18 January 2012

Disability benefits campaigners claimed that the result of the debate on personal independence payment (PIP) in the Lords last night was a victory, in spite of losing the vote on a crucial amendment.

Peers rejected, by 16 votes, an amendment that would have obliged the DWP to run a trial of the proposed PIP assessment system before introducing it nationally.

39 crossbench peers voted with disability campaigners and only 13 against, demonstrating that campaigners won the argument where peers with no political allegiance were concerned.  The vote was won for the government largely because it had the almost complete support of whipped Lib Dem peers, with 65 voting with the government and only two rebelling.

However, leading Spartacus Report campaigner Sue Marsh claims in her blog, Diary of a Benefit Scrounger, that in order to win the vote, Freud had to concede almost everything that the campaigners were asking for. 

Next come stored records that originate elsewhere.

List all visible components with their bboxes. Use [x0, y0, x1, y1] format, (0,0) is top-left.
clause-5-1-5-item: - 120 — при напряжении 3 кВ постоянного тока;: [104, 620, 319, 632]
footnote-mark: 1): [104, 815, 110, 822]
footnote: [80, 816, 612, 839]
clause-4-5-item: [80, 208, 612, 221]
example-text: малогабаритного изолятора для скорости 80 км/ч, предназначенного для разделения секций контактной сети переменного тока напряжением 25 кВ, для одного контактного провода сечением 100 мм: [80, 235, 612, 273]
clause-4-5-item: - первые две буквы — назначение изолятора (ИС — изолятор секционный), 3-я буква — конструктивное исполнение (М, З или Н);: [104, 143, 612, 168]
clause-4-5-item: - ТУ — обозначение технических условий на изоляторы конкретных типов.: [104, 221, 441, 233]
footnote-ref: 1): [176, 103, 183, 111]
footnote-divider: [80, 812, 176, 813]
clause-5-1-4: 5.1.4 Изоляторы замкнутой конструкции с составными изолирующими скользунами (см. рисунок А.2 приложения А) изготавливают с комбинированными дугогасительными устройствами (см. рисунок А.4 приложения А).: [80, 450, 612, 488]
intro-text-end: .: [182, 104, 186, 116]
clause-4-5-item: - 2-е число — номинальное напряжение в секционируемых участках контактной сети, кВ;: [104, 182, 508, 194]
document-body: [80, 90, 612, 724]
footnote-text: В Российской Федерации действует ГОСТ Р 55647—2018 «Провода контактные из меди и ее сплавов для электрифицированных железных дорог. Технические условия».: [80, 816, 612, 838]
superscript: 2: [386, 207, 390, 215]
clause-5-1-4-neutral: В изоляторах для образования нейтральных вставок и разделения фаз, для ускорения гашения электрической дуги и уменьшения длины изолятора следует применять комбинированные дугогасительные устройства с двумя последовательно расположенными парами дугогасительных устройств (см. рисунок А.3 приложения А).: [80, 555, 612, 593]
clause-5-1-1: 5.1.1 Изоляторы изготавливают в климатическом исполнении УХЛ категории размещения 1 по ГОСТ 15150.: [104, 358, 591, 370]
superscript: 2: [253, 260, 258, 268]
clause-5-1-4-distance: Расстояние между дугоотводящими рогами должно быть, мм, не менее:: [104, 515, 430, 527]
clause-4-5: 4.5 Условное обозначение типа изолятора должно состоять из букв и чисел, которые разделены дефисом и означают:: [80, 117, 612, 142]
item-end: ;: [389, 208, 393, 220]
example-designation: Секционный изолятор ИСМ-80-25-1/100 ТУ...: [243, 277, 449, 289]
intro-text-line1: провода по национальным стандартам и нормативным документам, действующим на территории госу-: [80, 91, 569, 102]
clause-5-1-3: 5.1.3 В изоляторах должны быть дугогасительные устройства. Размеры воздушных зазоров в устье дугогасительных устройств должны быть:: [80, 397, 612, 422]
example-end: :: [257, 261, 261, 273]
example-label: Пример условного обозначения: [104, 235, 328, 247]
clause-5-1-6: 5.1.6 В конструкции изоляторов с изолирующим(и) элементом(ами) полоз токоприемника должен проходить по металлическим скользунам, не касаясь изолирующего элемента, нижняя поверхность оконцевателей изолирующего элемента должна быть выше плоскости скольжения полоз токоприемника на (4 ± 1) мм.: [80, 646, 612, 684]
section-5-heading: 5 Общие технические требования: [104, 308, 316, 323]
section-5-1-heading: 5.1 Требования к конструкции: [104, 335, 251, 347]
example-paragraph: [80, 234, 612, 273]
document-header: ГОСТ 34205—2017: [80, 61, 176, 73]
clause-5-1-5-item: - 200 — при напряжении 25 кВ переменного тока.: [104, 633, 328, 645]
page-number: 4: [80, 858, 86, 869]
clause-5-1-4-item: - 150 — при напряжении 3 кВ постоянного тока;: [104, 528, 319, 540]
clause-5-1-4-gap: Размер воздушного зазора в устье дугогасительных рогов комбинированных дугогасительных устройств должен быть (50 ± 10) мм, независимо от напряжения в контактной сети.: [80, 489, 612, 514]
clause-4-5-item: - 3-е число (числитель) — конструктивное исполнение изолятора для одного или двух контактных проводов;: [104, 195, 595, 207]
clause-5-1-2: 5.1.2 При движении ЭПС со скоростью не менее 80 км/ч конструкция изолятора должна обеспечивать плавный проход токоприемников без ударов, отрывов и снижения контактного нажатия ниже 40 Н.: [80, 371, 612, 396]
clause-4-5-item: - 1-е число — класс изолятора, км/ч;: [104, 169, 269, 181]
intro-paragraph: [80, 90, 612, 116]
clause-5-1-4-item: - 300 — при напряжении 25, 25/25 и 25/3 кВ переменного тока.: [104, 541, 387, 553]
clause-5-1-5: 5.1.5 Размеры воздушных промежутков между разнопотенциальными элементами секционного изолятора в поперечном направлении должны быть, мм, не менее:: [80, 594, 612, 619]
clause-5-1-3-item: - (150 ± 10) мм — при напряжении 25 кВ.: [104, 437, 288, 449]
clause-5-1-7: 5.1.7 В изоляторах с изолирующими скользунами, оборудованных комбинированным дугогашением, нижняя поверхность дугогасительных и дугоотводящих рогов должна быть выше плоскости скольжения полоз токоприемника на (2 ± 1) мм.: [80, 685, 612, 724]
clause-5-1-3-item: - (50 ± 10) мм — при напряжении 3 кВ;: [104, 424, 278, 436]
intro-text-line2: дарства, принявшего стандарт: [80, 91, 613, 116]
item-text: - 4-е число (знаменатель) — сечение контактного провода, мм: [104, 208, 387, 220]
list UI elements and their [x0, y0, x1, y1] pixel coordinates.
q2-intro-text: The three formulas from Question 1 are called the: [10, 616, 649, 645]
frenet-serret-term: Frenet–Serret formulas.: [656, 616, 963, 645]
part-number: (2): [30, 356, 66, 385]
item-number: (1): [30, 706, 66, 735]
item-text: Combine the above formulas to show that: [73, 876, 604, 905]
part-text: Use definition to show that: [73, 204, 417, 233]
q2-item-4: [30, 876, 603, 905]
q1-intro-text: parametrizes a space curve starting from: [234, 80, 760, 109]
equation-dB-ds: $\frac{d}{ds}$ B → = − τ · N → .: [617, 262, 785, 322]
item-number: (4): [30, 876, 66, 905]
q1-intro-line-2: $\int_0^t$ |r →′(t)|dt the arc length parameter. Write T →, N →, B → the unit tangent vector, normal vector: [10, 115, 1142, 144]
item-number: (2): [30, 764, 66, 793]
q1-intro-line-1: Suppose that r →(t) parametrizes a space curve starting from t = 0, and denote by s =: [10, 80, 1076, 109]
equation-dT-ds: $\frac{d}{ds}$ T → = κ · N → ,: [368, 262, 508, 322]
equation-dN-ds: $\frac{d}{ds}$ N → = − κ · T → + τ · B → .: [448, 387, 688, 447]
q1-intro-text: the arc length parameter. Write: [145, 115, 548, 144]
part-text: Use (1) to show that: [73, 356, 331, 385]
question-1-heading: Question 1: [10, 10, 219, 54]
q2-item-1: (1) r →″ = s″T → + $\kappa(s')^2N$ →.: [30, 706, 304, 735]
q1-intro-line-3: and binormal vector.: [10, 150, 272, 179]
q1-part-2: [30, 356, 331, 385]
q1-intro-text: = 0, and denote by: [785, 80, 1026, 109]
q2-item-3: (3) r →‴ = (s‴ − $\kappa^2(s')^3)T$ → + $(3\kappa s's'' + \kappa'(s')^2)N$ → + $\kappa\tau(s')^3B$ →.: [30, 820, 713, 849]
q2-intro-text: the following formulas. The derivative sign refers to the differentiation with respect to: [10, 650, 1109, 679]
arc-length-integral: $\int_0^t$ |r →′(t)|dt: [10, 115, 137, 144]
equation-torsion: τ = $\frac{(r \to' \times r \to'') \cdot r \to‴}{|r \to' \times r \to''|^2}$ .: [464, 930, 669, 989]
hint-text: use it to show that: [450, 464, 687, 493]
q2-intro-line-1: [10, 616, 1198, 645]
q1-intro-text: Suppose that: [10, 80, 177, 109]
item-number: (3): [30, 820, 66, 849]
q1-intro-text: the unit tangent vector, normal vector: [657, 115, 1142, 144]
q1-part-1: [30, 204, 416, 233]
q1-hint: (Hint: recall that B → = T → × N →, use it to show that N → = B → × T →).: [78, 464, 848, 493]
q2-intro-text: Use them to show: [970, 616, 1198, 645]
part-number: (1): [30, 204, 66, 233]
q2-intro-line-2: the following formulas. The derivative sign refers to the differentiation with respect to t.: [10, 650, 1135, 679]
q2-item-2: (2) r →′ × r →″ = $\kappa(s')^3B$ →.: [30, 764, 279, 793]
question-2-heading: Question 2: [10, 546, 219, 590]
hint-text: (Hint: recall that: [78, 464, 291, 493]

For example, regulations for PIP will now have to be published and voted on by the parliament rather than just going through on the nod of the minister after the Act has been passed, as the government had intended.

According to Marsh:

“This is crucial. It means that all the details still missing on assessments, weightings and entitlement criteria will have to be agreed by both the Commons and the Lords before they can go ahead. This is what we most needed and is a huge concession. It means the Government cannot sneak unfit plans through without the agreement of parliament. I can't stress enough what a win this was and how resistant ministers had previously been to the demand.”

In addition, rather than launching a full blown process of assessing all new and current claims from April 2013, as had been planned, Freud has now set out a much more gradual introduction.  

There will now  only be a few thousand new PIP claims a month in the first months of implementation.  If this goes smoothly, all new claims will then be for PIP rather than disability living allowance (DLA) in the following months. 

Existing DLA claimants will only be assessed for PIP six months after the benefit has been introduced.  Initially, this will only be DLA claimants whose fixed-term award is ending and claimants who report a change of circumstances.

Freud also gave an undertaking that there would be independent assessments after two years and four years, with a third also to be held if there were still concerns.

So, although the government saved themselves the embarrassment of yet another defeat over the welfare reform bill, Marsh argues that they did this only by giving campaigners what they wanted:

“When I took on the Spartacus Report, I hoped that in some small way it might put pressure on the Government. That somehow, it might make people think. I never in a million years thought it would result in real changes to the plans for PIP. It did, and every last one of us should sit back in amazement and really take in what we did. We embarrassed the Government. We embarrassed them so much, they would certainly have lost yesterday if they hadn't moved significantly. We won three amendments to ESA. We changed the structure and implementation of PIP . . . Did you ever - ever - think we would do any of that?”